Sanatçılar güncel olaylardan kaçınıyor
Türkiye’deki sanat ortamı hakkında ne düşünüyorsunuz, sorunlu olarak gördüğünüz konular var mı?
Türkiye’deki sanat ortamının sınıflandırıldığını düşünüyorum. Sanatçılarımızın ele aldığı konularda politik ve sınıfsal kaygılar güttüğünü ve yine sanatçılarımızın ele aldıkları konuların ütopik birer hayal ürünü dışına çıkmadığını ve güncel olaylardan kaçındıklarını düşünüyorum. Gerçek anlamda bağımsız bir kimlik edinmeye çalışan sanatçıların da dışlandığını görüyorum. Çünkü bağımsız sanatçılar kendi kaygılarını aşmış kişilerdir ve bunu işlerinde yansıtmaya özen gösterirler ki
tam da bu yüzden kendilerine duyulan hasetten dolayı dışlanmış pozisyondadırlar.
Gazze’de devam eden soykırım hakkındaki duygu ve düşünceleriniz nedir?
Bu konudaki duygu ve düşüncelerimi, bağımsız olacak şekilde, tarihe ve sanat tarihine geçecek bir eserde sert çizgiler ve yoğun duyguyla tuvale aktardım, ifade ettim.
Her sanatçı bu sorumluluğu yerine getirmelidir
Sanatsal çalışmalarınızın konusunu Gazze’ye çevirmeye ne zaman ve nasıl karar verdiniz?
Sanatın tam da böyle zamanlarda bir irade olduğunu ve sanatçının o iradeyi temsil eden kişi olduğunu düşünüyorum. Böyle bir konuyu, öz kimliğimle ele almamış olsaydım kendi sanat kariyerimin, kimliğimin ve sanatın hayatım boyunca bir önemi kalmayacaktı gözümde. Çünkü sanatçı olmak toplum içerisinde bir sorumluluk alma bilincini gerektirir ve her sanatçı bu sorumluluğu yerine getirmelidir. 7 Ekim’den bu yana kendini daha da gözler önüne yerleştirmiş olan bu soykırımın benim üzerindeki etkisini başka şekilde ifade edemem bu nedenle böyle bir tablo çizmeye karar verdim.

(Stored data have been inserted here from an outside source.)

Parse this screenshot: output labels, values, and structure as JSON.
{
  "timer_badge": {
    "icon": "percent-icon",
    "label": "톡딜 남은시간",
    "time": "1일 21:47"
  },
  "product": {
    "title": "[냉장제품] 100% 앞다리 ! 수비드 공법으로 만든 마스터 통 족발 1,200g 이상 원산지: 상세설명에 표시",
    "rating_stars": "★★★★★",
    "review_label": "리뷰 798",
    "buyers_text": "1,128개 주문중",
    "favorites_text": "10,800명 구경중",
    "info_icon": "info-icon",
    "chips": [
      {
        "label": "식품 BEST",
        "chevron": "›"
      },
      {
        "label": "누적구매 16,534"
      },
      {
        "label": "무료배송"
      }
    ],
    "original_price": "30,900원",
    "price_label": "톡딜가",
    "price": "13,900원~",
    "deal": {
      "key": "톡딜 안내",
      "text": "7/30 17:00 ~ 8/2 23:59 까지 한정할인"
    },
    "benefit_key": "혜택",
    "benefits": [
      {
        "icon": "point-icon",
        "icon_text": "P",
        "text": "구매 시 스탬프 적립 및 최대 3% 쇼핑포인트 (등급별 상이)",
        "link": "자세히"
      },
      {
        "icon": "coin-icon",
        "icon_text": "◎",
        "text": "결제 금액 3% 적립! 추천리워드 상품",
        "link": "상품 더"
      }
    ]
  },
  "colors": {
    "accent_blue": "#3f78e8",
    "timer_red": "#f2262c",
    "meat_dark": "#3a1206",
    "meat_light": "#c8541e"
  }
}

Bu eser kendi tarzımın bir kimliğidir
Gazze/Filistin konusundaki son çalışmanız hakkında bilgi verir misiniz?
4 yıldır üzerinde çalıştığım Kargaşa Serisi’nin en etkili parçası ve sonucu bu çalışma oldu. Kendi tarzımla, figürleri en etkili şekilde kompozisyona yerleştirmek, ışık ve gölgeyi en etkili şekilde kullanmak, bu çalışmada da güçlü ifadeler, yoğun duygular ve bunları aktaracak metotlar kullandım. Aynı zamanda bu eser kendi tarzımın bir kimliğidir.
Sergi düşünceniz var mı veya benzeri bir proje fikri?

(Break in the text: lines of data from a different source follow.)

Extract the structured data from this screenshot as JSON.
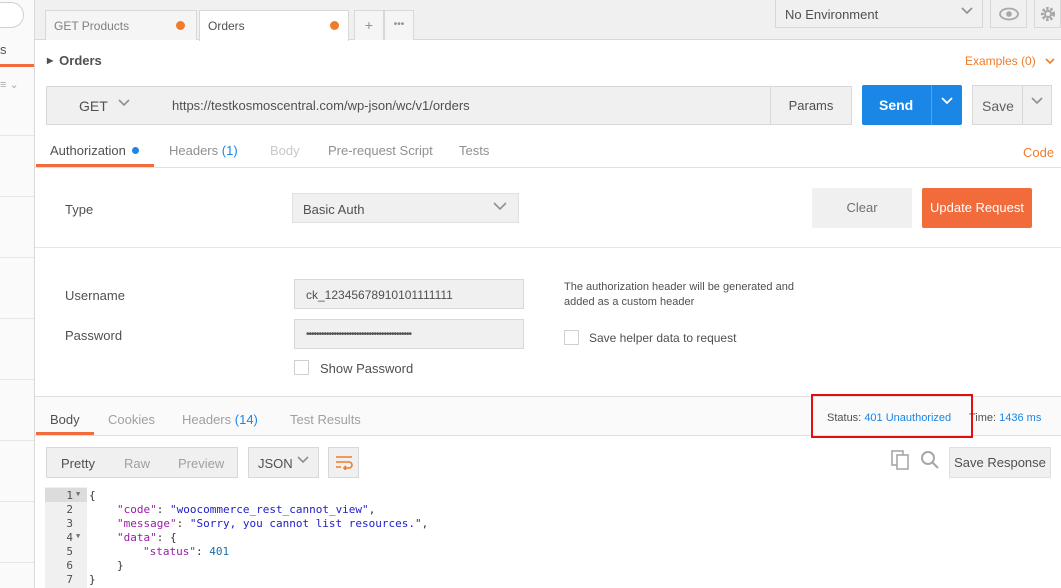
{
  "sidebar": {
    "tab_fragment": "s",
    "filter_glyph": "≡ ⌄"
  },
  "tabs": [
    {
      "label": "GET Products",
      "active": false
    },
    {
      "label": "Orders",
      "active": true
    }
  ],
  "tab_add": "+",
  "tab_more": "•••",
  "environment": {
    "selected": "No Environment"
  },
  "request": {
    "name": "Orders",
    "examples": "Examples (0)",
    "method": "GET",
    "url": "https://testkosmoscentral.com/wp-json/wc/v1/orders",
    "params_label": "Params",
    "send_label": "Send",
    "save_label": "Save"
  },
  "request_tabs": [
    {
      "label": "Authorization",
      "count": ""
    },
    {
      "label": "Headers",
      "count": "(1)"
    },
    {
      "label": "Body",
      "count": ""
    },
    {
      "label": "Pre-request Script",
      "count": ""
    },
    {
      "label": "Tests",
      "count": ""
    }
  ],
  "code_link": "Code",
  "auth": {
    "type_label": "Type",
    "type_value": "Basic Auth",
    "clear_label": "Clear",
    "update_label": "Update Request",
    "username_label": "Username",
    "username_value": "ck_12345678910101111111",
    "password_label": "Password",
    "password_value": "••••••••••••••••••••••••••••••••••••••••••",
    "show_password_label": "Show Password",
    "note": "The authorization header will be generated and added as a custom header",
    "save_helper_label": "Save helper data to request"
  },
  "response_tabs": [
    {
      "label": "Body",
      "count": ""
    },
    {
      "label": "Cookies",
      "count": ""
    },
    {
      "label": "Headers",
      "count": "(14)"
    },
    {
      "label": "Test Results",
      "count": ""
    }
  ],
  "response": {
    "status_label": "Status:",
    "status_value": "401 Unauthorized",
    "time_label": "Time:",
    "time_value": "1436 ms",
    "view_modes": [
      "Pretty",
      "Raw",
      "Preview"
    ],
    "format": "JSON",
    "save_response_label": "Save Response",
    "lines": [
      "1",
      "2",
      "3",
      "4",
      "5",
      "6",
      "7"
    ],
    "code": {
      "l1": "{",
      "k_code": "\"code\"",
      "v_code": "\"woocommerce_rest_cannot_view\"",
      "k_message": "\"message\"",
      "v_message": "\"Sorry, you cannot list resources.\"",
      "k_data": "\"data\"",
      "k_status": "\"status\"",
      "v_status": "401",
      "l6": "}",
      "l7": "}"
    }
  },
  "colors": {
    "accent": "#f26b3a",
    "primary": "#1a86e6",
    "highlight_box": "#e01010"
  }
}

Bir solo sergi açma hazırlığındayım ve bunun yanı sıra bu soykırımın sıradanlaşmaması için güncel işler
üretmek düşüncesindeyim.
Bu bilinçte olan kişilere sanatçı denir
Sanatçıların toplumsal konulara duyarsız kalmaması fikrine ve yine sanatçıların toplumsal konulara karşı duruşu konusuna bakışınız nedir?

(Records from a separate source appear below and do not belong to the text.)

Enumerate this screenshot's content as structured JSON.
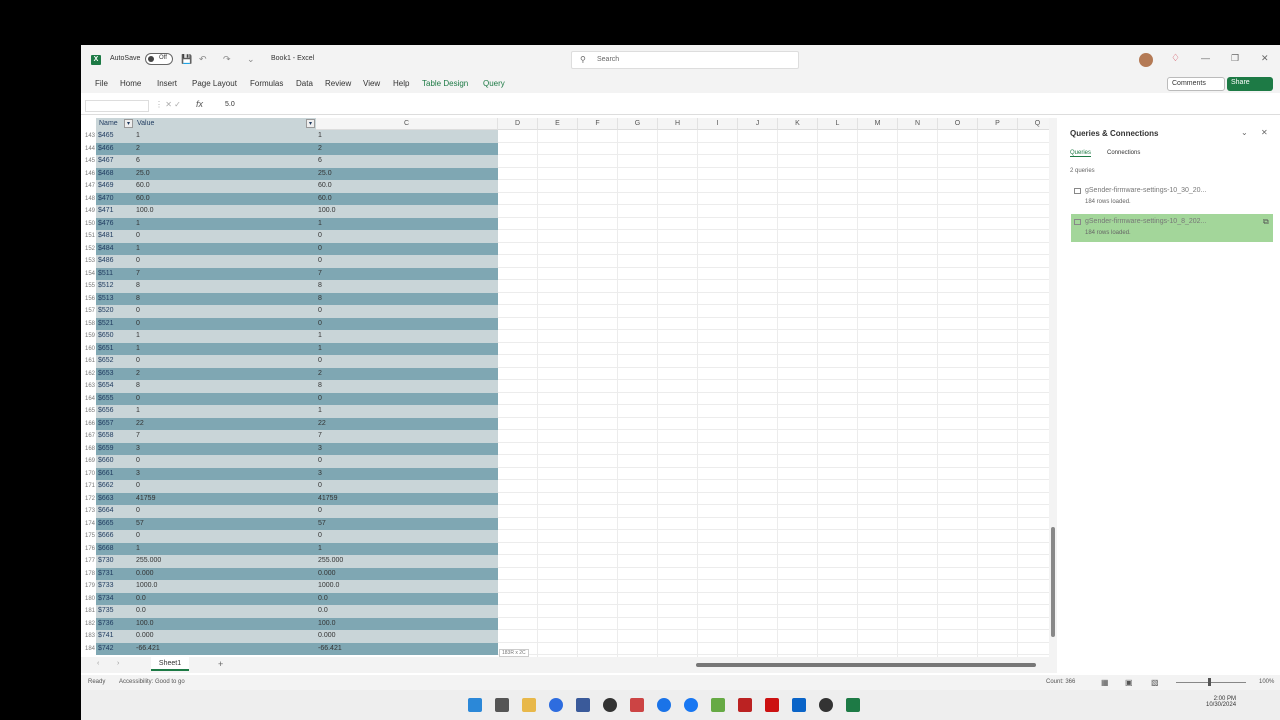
{
  "titlebar": {
    "app_letter": "X",
    "autosave_label": "AutoSave",
    "toggle_state": "Off",
    "document_title": "Book1 - Excel",
    "search_placeholder": "Search"
  },
  "menu": [
    "File",
    "Home",
    "Insert",
    "Page Layout",
    "Formulas",
    "Data",
    "Review",
    "View",
    "Help",
    "Table Design",
    "Query"
  ],
  "menu_buttons": {
    "comments": "Comments",
    "share": "Share"
  },
  "formula_bar": {
    "fx_label": "fx",
    "value": "5.0"
  },
  "column_headers": {
    "name": "Name",
    "value": "Value",
    "c": "C",
    "others": [
      "D",
      "E",
      "F",
      "G",
      "H",
      "I",
      "J",
      "K",
      "L",
      "M",
      "N",
      "O",
      "P",
      "Q"
    ]
  },
  "rows": [
    {
      "num": "143",
      "name": "$465",
      "value": "1",
      "c": "1"
    },
    {
      "num": "144",
      "name": "$466",
      "value": "2",
      "c": "2"
    },
    {
      "num": "145",
      "name": "$467",
      "value": "6",
      "c": "6"
    },
    {
      "num": "146",
      "name": "$468",
      "value": "25.0",
      "c": "25.0"
    },
    {
      "num": "147",
      "name": "$469",
      "value": "60.0",
      "c": "60.0"
    },
    {
      "num": "148",
      "name": "$470",
      "value": "60.0",
      "c": "60.0"
    },
    {
      "num": "149",
      "name": "$471",
      "value": "100.0",
      "c": "100.0"
    },
    {
      "num": "150",
      "name": "$476",
      "value": "1",
      "c": "1"
    },
    {
      "num": "151",
      "name": "$481",
      "value": "0",
      "c": "0"
    },
    {
      "num": "152",
      "name": "$484",
      "value": "1",
      "c": "0"
    },
    {
      "num": "153",
      "name": "$486",
      "value": "0",
      "c": "0"
    },
    {
      "num": "154",
      "name": "$511",
      "value": "7",
      "c": "7"
    },
    {
      "num": "155",
      "name": "$512",
      "value": "8",
      "c": "8"
    },
    {
      "num": "156",
      "name": "$513",
      "value": "8",
      "c": "8"
    },
    {
      "num": "157",
      "name": "$520",
      "value": "0",
      "c": "0"
    },
    {
      "num": "158",
      "name": "$521",
      "value": "0",
      "c": "0"
    },
    {
      "num": "159",
      "name": "$650",
      "value": "1",
      "c": "1"
    },
    {
      "num": "160",
      "name": "$651",
      "value": "1",
      "c": "1"
    },
    {
      "num": "161",
      "name": "$652",
      "value": "0",
      "c": "0"
    },
    {
      "num": "162",
      "name": "$653",
      "value": "2",
      "c": "2"
    },
    {
      "num": "163",
      "name": "$654",
      "value": "8",
      "c": "8"
    },
    {
      "num": "164",
      "name": "$655",
      "value": "0",
      "c": "0"
    },
    {
      "num": "165",
      "name": "$656",
      "value": "1",
      "c": "1"
    },
    {
      "num": "166",
      "name": "$657",
      "value": "22",
      "c": "22"
    },
    {
      "num": "167",
      "name": "$658",
      "value": "7",
      "c": "7"
    },
    {
      "num": "168",
      "name": "$659",
      "value": "3",
      "c": "3"
    },
    {
      "num": "169",
      "name": "$660",
      "value": "0",
      "c": "0"
    },
    {
      "num": "170",
      "name": "$661",
      "value": "3",
      "c": "3"
    },
    {
      "num": "171",
      "name": "$662",
      "value": "0",
      "c": "0"
    },
    {
      "num": "172",
      "name": "$663",
      "value": "41759",
      "c": "41759"
    },
    {
      "num": "173",
      "name": "$664",
      "value": "0",
      "c": "0"
    },
    {
      "num": "174",
      "name": "$665",
      "value": "57",
      "c": "57"
    },
    {
      "num": "175",
      "name": "$666",
      "value": "0",
      "c": "0"
    },
    {
      "num": "176",
      "name": "$668",
      "value": "1",
      "c": "1"
    },
    {
      "num": "177",
      "name": "$730",
      "value": "255.000",
      "c": "255.000"
    },
    {
      "num": "178",
      "name": "$731",
      "value": "0.000",
      "c": "0.000"
    },
    {
      "num": "179",
      "name": "$733",
      "value": "1000.0",
      "c": "1000.0"
    },
    {
      "num": "180",
      "name": "$734",
      "value": "0.0",
      "c": "0.0"
    },
    {
      "num": "181",
      "name": "$735",
      "value": "0.0",
      "c": "0.0"
    },
    {
      "num": "182",
      "name": "$736",
      "value": "100.0",
      "c": "100.0"
    },
    {
      "num": "183",
      "name": "$741",
      "value": "0.000",
      "c": "0.000"
    },
    {
      "num": "184",
      "name": "$742",
      "value": "-66.421",
      "c": "-66.421"
    }
  ],
  "selection_tag": "183R x 2C",
  "sheet_tab": "Sheet1",
  "status": {
    "ready": "Ready",
    "accessibility": "Accessibility: Good to go",
    "count": "Count: 366",
    "zoom": "100%"
  },
  "queries_pane": {
    "title": "Queries & Connections",
    "tabs": [
      "Queries",
      "Connections"
    ],
    "count_label": "2 queries",
    "items": [
      {
        "name": "gSender-firmware-settings-10_30_20...",
        "status": "184 rows loaded."
      },
      {
        "name": "gSender-firmware-settings-10_8_202...",
        "status": "184 rows loaded."
      }
    ]
  },
  "taskbar": {
    "time": "2:00 PM",
    "date": "10/30/2024"
  },
  "colors": {
    "excel_green": "#1d7a45",
    "table_dark": "#7fa7b3",
    "table_light": "#c9d5d8",
    "row_select": "#a3d69a"
  }
}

Tüm insanlar toplumsal konularla kendi yöntemleri ile ilgilenmelidir. Sanatçıların tek farkı da bu yolda kullandıkları kanalın etkileyiciliğinin ve görselliğinin daha fazla olması ve toplumun sinir uçlarına benzemeleridir. Bu nedenle de kendilerine ek olarak toplumlarının da birer ifadecileridirler. Bu bilinçte olan kişilere sanatçı denir. Bana gelince; eğer amaçladığım şeyi gerçeğe dökebilmiş ve başarmışsam, beni buna vesile kıldığı için Allah’a şükrederim.
Çalışmam Gazze konusunun ilk adımıdır
Gelecekte/yakın zamanda toplumsal konular hakkında çalışmalar yapmaya devam edecek
misiniz? Belli bir proje var mı?
Sanatçı için toplumsal konular göz ardı edilmeyecek niteliktedir. Sanatçı çalışmalarına adım adım başlar
ken sonucunu getirmeyi de planlar. Bu çalışma Gazze konusunun ilk adımıdır, devamı zamanla sonuçlanacaktır. Belli bir projem var şu anda onun gizli kalmasını istiyorum.